The first mechanism has already been described by OP in the first paragraph and deals with equal pressure in the R and L ventricles in the context of cardiac tamponade.

The second mechanism is due to increased negative intra-thoracic pressures required to maintain both proper ventilation and perfusion in certain disease states. Remember, this increased negative pressure helps the lungs to function at a higher point in the pressure-volume curves (theoretically leading to better ventilation) to compensate for a disease state. In doing so, this pressure also has a greater physiological effect on the L ventricle than the R ventricle - this is due to the fact that with inspiration there is increased venous return to the R ventricle but decreased venous return to the L ventricle. When this occurs the transmural pressure of the L ventricle (pressure in L ventricle - pressure outside of L ventricle) will get larger, increasing the amount of tension generation required by the myocardium to maintain the same ejection fraction (increasing the afterload). An increased afterload has the potential to lead to a decrease in stroke volume which could lead to a systolic pressure drop > 10 mmHg during inspiration, pulsus paradoxus.
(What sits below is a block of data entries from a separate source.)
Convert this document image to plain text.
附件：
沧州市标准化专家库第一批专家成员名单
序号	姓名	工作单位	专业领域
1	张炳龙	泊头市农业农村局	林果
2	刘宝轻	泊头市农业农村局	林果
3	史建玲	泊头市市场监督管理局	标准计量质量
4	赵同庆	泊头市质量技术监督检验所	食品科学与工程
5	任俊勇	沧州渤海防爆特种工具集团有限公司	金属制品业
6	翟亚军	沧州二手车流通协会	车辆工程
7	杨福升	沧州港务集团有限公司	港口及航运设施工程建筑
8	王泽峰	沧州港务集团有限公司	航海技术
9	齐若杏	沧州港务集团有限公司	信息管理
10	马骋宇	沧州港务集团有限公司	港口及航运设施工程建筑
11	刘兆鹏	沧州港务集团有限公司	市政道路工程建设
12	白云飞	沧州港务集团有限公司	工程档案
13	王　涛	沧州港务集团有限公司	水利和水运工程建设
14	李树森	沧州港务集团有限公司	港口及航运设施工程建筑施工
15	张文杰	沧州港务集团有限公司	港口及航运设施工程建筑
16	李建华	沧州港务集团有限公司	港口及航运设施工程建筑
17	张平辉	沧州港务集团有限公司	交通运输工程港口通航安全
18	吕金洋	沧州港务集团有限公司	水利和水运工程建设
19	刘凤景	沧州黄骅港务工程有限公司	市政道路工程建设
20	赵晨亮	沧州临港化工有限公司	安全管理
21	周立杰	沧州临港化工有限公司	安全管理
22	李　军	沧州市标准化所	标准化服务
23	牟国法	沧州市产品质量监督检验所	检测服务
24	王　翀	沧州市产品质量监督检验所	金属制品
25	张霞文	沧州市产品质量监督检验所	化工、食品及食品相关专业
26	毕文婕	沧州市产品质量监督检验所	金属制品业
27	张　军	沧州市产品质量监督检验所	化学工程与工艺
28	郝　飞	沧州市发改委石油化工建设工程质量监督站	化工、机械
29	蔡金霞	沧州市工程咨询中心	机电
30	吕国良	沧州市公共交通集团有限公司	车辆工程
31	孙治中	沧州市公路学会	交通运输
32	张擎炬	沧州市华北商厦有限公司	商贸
To answer your question about SVC syndrome, it is my understanding that decreased return to the RV will ultimately lead to decreased LV preload, which is further exacerbated by inhalation and a subsequent increased pulmonary vessel compliance. Pulsus paradoxus is just a definition to describe the drop in pressure, it can be contingent upon strength of the patients heart, their TPR, their LV preload, and a host of other factors. Based on your rational in your first post I think you have sufficient understanding of the physiology but you were looking at things through too narrow a lens - thinking that you HAVE to have R ventricle bulging into the L ventricle in order to cause pulsus paradoxus and overlooking the volume/preload components.